La dérive financière du montage de voitures en Algérie continue de susciter les réactions des experts et des analystes. Pour le professeur Abderrahmane Mebtoul, il s’agit de poser objectivement la problématique de la rentabilité future des usines de montage de voitures qui doit s’inscrire dans le cadre d’une véritable politique tant économique qu’industrielle qui fait cruellement défaut.
Il suggère dans ce sens plusieurs propositions en s’interrogeant d’abord, qu’en sera-t-il avec l’épuisement inéluctable des hydrocarbures en termes de rentabilité économique et non de découvertes physiques sur le pouvoir d’achat des Algériens?

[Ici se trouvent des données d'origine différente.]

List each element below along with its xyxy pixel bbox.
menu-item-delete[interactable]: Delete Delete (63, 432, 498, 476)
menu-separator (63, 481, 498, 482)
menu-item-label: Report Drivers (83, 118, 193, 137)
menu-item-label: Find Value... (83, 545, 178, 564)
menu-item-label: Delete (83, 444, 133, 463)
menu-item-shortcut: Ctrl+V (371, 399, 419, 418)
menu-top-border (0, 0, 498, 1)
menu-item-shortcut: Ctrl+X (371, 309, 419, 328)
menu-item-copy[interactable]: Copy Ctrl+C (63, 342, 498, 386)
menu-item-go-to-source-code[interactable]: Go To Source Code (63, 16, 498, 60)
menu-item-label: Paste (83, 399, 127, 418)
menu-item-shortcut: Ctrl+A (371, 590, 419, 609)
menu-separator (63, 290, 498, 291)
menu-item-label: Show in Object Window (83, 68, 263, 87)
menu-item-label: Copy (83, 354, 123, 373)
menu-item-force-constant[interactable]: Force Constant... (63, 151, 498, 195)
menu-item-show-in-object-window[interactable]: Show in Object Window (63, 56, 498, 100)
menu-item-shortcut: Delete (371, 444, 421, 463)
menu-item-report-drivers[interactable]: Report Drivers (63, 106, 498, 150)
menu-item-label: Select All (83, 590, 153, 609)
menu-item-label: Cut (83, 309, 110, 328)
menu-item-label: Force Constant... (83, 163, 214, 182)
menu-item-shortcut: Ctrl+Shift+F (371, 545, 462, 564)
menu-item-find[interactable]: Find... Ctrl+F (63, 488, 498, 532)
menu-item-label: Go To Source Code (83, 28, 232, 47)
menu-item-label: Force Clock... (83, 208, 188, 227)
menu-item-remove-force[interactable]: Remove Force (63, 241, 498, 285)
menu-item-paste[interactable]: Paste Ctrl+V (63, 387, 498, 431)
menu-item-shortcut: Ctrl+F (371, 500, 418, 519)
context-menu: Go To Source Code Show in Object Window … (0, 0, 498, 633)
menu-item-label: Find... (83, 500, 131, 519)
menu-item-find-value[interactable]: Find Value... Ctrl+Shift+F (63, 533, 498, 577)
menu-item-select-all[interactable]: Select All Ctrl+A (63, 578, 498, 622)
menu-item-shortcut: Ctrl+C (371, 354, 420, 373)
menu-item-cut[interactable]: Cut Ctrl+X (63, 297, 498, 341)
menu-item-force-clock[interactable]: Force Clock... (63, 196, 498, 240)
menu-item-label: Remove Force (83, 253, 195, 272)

Dans ce cas par rapport au pouvoir d’achat réel, (alimentaires, habillement notamment plus les frais de loyer et téléphone) et avec le nivellement par le bas des couches moyennes, que restera –il en termes de pouvoir d’achat réel pour acheter une voiture, le niveau d’endettement ayant une limite ? La période de hausse des salaires avec des rappels a permis d’augmenter la demande, la demande actuelle ne dépasse pas 100.000/150.000 voitures an si on la relie au pouvoir d’achat actuel, explique le professeur.
« Troisièmement, le marché local a-t-il les capacités d’absorption et ces opérateurs, seront- ils capable d’exporter pour couvrir la partie sortie de devises et donc quelle sera la balance devises des unités projetées ? », s’interroge aussi MMebtoul.
Pour lui, une politique industrielle sans la maitrise du savoir est vouée inéluctablement à l’échec avec un gaspillage des ressources financières. Aussi l’industrie automobile étant devenue capitalistique, (les tours à programmation numérique éliminant les emplois intermédiaires) quel est le nombre d’emplois directs et indirects créés, renvoyant à la qualification nécessaire tenant compte des nouvelles technologies appliquées à l’automobile ? Et quelle sera le coût et la stratégie des réseaux de distribution pour s’adapter à ces mutations technologiques?
En conclusion le professeur estime que le montage de voitures renvoie une politique industrielle cohérente. Solution de facilité, on annonce, après plus de 14 ans d’interdiction, la levée de l’interdiction sur l’importation des véhicules d’occasion de moins de trois ans instaurée depuis 2005. Cette mesure fera t- elle baisser les prix sur le marché national ? Cela n’est pas évident pour lui.
« Le problème qui se pose est le suivant : le cours appliqué sera-t-il celui de l’officiel environ 135 dinars un euro ou bien les ménages importeront-ils en référence au cours du dinar sur le marché parallèle un écart d’environ 50% par rapport au marché officiel, dans les deux cas, auquel il faudra ajouter les taxes douanières. Toutes ces mesures montrent clairement, comme je l’ai affirmé depuis 2009 un manque flagrant d’une vision stratégique du développement d’une manière générale et de la politique industrielle d’une manière particulière assistant à du replâtrage », précise-t-il.
Selon lui, si on l’avait continué dans l’ancienne politique du montage des voitures, cela aurait conduit inévitablement comme à une véritable hémorragie financière avec des sorties de devises pour 500.000 unités de montage entre 9/10 milliards de dollars/an horizon 2020, un tiers des recettes de Sonatrach au cours de 60/65 dollars le baril.